El riojano hizo malabares el semestre pasado para disimular todos los problemas que tenía River. Y se ganó el crédito para manejar las llaves del club a comienzo de semestre. Insistió por Fabbro, por Teo Gutiérrez, por Osmar Ferreyra y hasta por el Rayo Menseguez, inactivo en los últimos dos años y con un regreso que ilusionó por el golazo anotado en su debut con la camiseta de River el domingo pasado frente a Estudiantes de La Plata. Anoche, esos cuatros terminaron en la cancha mientras desde las tribunas del Monumental se volvían un coro de silbidos. Eso es a lo que se le llama morir con las botas puestas, que, al cabo, es una manera de morir. Eso se olfateó ayer en Núñez, donde ya se sabe que después de diciembre no estará más Daniel Passarella y habrá que ver qué ocurre con Díaz en el banco de suplentes.
Lo que a River le costaba demasiado esfuerzo, Lanús lo resolvía de una manera mucho más sencilla. Para el local llegar hasta zona de peligro era una tarea casi titánica. Mercado sacaba lo mejor de sí para traer la pelota hasta tres cuartos de cancha, Kranevitter se deshacía para mostrarse como oferta de pase y Fabbro pedía cada pelota, pero el ataque se desinflaba antes de llegar al área. El Grana, en cambio, con un pelotazo a Silva ya generaba esa sensación de peligro que enmudecía a todo el estadio. A los 31, algo tan simple como una pared entre Melano y Ortiz terminó por desmoronar el castillo de naipes de Ramón Díaz. El cordobés luego llegó al fondo para tirar el centro atrás, Acosta dejó pasar y Silva definió solo de cara al arco. Sin oposición. Con esa simpleza, Lanús se llevó el premio de ser semifinalista de la Sudamericana y clasificarse a la Libertadores del año que viene.
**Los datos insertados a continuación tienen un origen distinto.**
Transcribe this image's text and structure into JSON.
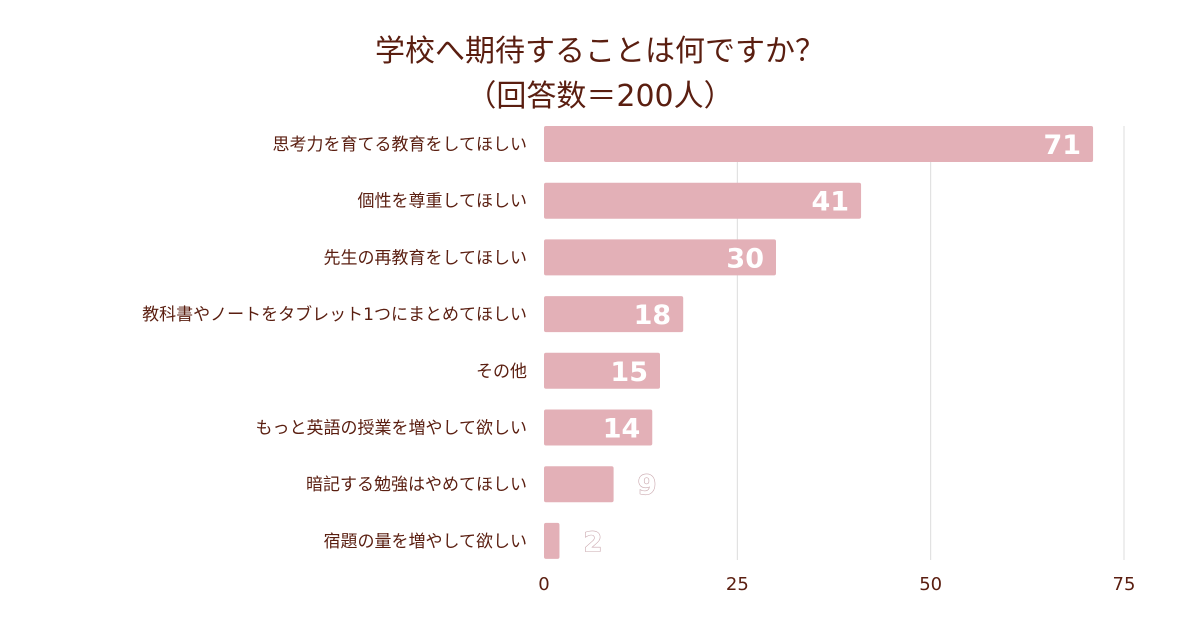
{
  "chart_data": {
    "type": "bar",
    "orientation": "horizontal",
    "title": "学校へ期待することは何ですか？",
    "subtitle": "（回答数＝200人）",
    "categories": [
      "思考力を育てる教育をしてほしい",
      "個性を尊重してほしい",
      "先生の再教育をしてほしい",
      "教科書やノートをタブレット1つにまとめてほしい",
      "その他",
      "もっと英語の授業を増やして欲しい",
      "暗記する勉強はやめてほしい",
      "宿題の量を増やして欲しい"
    ],
    "values": [
      71,
      41,
      30,
      18,
      15,
      14,
      9,
      2
    ],
    "xlim": [
      0,
      75
    ],
    "xticks": [
      "0",
      "25",
      "50",
      "75"
    ],
    "grid": true,
    "legend": false,
    "bar_color": "#e3b0b7",
    "title_color": "#5a1e10",
    "label_color": "#5a1e10",
    "value_label_color": "#ffffff"
  }
}
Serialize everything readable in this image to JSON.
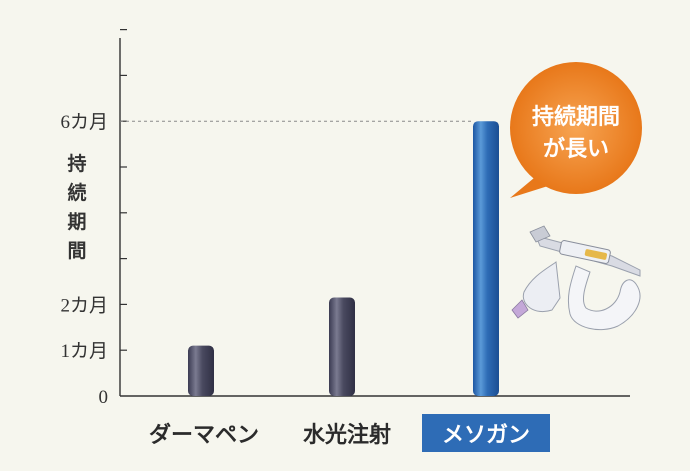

En apenas cuatro meses, este equipo cambio de piel tantas veces que terminó mareando. Algunas fechas dependió del desequilibro de Lanzini, que ayer recién entró en el complemento. Otras la ilusión fue Teo, que anoche jugó bien metido entre los centrales y le demostró al entrenador que ese no era el problema. A los 12, la pelota quedó picando en el área chica a metros del colombiano. Pero él estaba tirado en el piso, a contramano de la jugada. Fabbro, que vio todo el superclásico y cuatro partidos más desde el banco de suplentes, ayer tuvo que tratar de ser el armador de este equipo que marca 14° en el torneo local. Y Menseguez, 25 meses después de su último partido, jugó 135 minutos en cuatro días. Por eso para River ser semifinalista era una ilusión forzada. De esas que se rompen fácil. Hasta con un pelotazo.